Keputusan ini pula yang akhirnya mempertemukan Rei dengan Peter Carey.
"Jadi waktu itu saya kesulitan mencari pembimbing skripsi karena mengangkat sejarah kolonial. Ada satu dosen yang periodisasinya mirip, tapi masih kejauhan. Itu Mas Bondan Kanumoyoso yang sekarang jadi Dekan FIB. Akhirnya saya disarankan untuk mengambil pembimbing eksternal, itu Pak Peter Carey. Mas Bondan itu periodisasinya VOC, Pak Peter Carey sekitar tahun 1820 saat Diponegoro. Masih jauh dengan skripsi saya, tetapi sudah lumayan dekat," ungkapnya.
Rei dan Netizen
Selain bisa mengenal insan dan lembaga sejarah internasional, ada lagi satu kebahagiaan bagi Kompasianer Christopher Reinhart: ketika tulisannya membantu masyarakat dan direspons oleh publik. Misalnya saat ia mempublikasikan tulisan perdananya di platform digital, yakni di Kompasiana.
Saat itu Rei masih berstatus sebagai seorang mahasiswa yang terkesan dengan materi dari dosennya. Daripada menguap begitu saja, hasil olah pikirnya pun ditumpahkan melalui seorang artikel yang dibaca oleh ratusan Kompasianer.
"Bagi saya audiens sebanyak itu sudah banyak sekali! Senangnya menulis di Kompaiana itu mendapat banyak apresiasi dari pembaca. Apalagi kalau mendapat 'Pilihan' dan lain-lain," ungkapnya.
Contoh lainnya ialah saat ia membuat utas di Twitter. Ia kerap berjumpa dengan pencinta sejarah yang berbeda pandangan. Meski begitu, Rei menyambutnya dengan sukacita.

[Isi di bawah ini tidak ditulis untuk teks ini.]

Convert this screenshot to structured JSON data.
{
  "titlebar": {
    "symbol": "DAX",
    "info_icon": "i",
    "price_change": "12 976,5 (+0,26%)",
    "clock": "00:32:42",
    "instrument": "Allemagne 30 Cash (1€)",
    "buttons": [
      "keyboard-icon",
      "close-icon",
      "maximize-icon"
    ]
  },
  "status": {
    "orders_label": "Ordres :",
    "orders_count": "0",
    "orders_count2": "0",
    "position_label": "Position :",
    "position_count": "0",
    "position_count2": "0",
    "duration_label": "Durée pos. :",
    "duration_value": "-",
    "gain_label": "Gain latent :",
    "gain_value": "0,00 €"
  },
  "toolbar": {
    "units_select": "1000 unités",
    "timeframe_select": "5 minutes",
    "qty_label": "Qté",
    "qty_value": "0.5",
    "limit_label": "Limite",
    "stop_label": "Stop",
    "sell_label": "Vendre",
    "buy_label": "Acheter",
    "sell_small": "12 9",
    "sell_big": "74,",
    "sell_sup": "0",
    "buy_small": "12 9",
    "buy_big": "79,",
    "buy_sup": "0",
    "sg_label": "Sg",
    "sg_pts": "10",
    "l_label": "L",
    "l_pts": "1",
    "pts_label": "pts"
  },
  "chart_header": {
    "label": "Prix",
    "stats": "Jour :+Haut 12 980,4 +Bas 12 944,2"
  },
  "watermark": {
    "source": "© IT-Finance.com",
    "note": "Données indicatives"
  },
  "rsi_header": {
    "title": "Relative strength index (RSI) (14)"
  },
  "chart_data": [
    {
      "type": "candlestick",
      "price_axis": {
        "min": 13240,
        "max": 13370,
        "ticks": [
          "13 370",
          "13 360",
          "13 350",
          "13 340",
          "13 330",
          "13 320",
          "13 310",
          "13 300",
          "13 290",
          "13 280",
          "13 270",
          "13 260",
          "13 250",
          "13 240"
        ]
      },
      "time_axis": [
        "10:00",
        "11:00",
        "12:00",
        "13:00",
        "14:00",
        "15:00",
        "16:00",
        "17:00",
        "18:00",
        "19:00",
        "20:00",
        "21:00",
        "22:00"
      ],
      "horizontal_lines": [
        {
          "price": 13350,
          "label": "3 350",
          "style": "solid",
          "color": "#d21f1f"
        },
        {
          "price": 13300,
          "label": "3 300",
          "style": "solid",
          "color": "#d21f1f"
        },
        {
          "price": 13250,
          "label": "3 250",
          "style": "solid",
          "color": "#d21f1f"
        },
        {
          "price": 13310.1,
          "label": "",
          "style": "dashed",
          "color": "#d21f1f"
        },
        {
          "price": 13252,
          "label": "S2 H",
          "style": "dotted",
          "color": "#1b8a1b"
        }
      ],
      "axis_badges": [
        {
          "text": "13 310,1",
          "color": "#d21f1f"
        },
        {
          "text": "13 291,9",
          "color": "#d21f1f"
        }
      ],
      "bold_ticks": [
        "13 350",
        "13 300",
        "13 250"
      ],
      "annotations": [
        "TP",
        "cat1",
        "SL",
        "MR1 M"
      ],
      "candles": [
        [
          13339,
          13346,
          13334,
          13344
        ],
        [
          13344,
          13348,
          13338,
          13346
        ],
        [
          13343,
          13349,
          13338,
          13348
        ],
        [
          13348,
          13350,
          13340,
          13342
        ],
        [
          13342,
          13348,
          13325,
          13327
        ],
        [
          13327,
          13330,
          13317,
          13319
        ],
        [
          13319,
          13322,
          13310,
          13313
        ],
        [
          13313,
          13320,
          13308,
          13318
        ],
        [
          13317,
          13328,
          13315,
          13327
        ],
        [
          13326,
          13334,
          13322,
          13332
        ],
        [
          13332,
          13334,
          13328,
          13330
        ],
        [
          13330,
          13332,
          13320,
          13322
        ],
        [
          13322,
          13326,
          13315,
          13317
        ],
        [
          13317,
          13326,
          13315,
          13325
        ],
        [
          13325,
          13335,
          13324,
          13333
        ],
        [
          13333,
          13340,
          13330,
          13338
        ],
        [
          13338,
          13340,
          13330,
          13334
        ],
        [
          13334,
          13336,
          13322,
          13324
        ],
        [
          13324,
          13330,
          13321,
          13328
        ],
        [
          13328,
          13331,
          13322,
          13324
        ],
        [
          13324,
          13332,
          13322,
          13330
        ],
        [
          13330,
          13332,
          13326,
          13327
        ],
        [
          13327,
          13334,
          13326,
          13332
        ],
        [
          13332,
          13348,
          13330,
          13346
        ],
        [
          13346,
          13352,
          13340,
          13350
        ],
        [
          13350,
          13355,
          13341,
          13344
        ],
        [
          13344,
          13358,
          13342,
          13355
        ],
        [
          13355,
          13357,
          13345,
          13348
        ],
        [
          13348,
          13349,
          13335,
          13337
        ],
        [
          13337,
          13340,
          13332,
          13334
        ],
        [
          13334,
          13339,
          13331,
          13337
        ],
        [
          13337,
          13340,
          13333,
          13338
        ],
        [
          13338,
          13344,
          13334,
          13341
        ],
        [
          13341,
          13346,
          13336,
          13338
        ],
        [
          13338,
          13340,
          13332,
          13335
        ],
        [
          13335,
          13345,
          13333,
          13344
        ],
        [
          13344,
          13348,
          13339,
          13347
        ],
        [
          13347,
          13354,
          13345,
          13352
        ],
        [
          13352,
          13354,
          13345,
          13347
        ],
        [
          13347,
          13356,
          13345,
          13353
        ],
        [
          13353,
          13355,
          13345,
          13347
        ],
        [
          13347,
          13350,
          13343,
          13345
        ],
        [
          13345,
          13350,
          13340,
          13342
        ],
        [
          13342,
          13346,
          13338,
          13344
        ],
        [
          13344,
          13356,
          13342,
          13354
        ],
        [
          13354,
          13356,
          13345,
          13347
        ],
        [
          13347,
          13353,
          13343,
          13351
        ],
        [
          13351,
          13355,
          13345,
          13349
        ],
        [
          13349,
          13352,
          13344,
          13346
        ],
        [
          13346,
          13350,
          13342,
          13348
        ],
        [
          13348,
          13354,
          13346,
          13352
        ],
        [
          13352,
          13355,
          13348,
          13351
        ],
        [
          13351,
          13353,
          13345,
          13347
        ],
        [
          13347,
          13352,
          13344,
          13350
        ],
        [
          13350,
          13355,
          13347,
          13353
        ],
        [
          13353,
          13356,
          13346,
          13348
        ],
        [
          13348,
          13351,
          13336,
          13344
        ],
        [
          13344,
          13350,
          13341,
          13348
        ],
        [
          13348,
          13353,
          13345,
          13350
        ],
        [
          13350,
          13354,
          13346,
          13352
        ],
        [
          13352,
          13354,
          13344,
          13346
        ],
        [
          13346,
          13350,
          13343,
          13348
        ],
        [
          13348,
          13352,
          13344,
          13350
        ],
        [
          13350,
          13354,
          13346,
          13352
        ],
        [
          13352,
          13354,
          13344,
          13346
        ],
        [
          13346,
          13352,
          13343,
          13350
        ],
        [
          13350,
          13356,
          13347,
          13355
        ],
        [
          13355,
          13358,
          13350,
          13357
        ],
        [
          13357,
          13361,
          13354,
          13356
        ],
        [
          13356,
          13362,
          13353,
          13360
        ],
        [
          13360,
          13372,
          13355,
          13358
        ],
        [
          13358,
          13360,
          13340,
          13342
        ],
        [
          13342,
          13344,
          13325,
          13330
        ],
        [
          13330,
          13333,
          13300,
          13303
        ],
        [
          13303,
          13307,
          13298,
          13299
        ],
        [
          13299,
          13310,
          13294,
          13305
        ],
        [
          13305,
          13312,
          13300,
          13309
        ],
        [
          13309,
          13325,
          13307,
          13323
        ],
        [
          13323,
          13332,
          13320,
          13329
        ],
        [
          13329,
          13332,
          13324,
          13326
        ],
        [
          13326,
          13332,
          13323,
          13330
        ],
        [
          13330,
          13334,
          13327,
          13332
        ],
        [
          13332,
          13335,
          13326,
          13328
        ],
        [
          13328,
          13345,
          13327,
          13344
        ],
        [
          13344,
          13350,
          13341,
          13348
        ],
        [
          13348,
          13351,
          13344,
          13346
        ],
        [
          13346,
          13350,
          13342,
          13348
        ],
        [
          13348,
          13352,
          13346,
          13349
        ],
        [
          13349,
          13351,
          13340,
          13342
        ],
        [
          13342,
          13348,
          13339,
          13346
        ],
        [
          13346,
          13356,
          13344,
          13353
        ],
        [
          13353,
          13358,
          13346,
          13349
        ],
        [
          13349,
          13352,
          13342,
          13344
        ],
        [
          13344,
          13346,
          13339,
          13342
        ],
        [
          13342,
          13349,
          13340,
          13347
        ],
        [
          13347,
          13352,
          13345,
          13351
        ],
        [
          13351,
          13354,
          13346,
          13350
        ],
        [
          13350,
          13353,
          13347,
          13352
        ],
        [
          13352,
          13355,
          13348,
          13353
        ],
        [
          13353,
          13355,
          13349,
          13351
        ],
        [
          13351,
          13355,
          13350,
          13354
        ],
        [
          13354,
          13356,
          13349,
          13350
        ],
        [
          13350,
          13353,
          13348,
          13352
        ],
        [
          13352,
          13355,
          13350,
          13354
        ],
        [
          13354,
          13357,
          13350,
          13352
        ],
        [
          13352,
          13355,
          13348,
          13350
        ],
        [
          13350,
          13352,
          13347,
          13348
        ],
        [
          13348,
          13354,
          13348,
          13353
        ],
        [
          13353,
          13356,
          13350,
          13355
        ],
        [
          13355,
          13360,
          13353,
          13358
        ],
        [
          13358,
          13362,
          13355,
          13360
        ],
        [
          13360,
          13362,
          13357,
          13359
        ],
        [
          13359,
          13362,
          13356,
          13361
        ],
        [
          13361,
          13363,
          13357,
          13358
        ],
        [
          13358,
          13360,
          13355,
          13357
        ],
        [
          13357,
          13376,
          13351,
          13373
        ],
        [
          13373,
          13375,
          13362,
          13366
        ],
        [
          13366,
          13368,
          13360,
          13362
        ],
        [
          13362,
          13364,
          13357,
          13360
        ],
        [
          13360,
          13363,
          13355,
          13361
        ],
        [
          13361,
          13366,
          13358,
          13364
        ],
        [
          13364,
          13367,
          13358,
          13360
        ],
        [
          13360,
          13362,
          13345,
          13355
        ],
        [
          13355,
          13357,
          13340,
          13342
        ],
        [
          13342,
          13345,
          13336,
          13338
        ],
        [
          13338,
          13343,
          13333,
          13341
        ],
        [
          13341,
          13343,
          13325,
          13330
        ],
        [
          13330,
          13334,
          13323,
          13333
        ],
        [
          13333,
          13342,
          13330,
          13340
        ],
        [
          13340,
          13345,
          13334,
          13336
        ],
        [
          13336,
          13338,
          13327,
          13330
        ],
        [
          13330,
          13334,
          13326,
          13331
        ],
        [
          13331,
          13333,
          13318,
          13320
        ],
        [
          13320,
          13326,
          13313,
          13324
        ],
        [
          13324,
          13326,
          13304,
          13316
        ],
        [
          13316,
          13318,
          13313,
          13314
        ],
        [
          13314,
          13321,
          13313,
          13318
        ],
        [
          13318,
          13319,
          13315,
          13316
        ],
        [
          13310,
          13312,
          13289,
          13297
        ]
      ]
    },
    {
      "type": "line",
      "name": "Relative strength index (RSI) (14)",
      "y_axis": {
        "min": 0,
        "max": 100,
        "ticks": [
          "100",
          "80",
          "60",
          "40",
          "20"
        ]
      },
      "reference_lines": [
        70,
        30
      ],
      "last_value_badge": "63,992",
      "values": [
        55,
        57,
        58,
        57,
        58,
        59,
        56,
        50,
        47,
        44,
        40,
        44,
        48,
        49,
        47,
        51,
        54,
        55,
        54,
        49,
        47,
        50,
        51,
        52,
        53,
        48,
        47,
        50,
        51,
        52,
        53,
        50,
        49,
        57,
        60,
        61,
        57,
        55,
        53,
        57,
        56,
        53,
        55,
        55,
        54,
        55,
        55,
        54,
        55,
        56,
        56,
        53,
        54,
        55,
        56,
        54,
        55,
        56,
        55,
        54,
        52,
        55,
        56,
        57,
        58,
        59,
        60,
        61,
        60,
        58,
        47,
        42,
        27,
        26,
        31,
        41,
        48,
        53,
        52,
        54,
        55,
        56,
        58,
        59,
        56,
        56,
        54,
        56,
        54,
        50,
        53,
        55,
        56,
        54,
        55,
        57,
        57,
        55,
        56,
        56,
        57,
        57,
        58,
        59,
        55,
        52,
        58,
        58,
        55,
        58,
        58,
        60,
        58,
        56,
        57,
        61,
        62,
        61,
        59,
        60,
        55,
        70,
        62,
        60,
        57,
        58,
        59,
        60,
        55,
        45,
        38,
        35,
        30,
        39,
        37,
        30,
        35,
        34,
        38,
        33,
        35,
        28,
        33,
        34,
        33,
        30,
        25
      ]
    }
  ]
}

"Sebenarnya berdiskusi tentang sejarah di Twitter itu asyik, kita jadi bisa tahu argumen orang-orang dengan rujukan dan referensi tambahan untuk dibaca dan diteliti lagi," ujar Rei.
Pasalnya, bagi Rei, ilmu sejarah bukanlah ilmu yang tabu didebat. Menurut Rei, kesepakatan sejarah yang telah dibuat bisa saja berubah di lain waktu seiring dengan ditemukannya bukti-bukti anyar.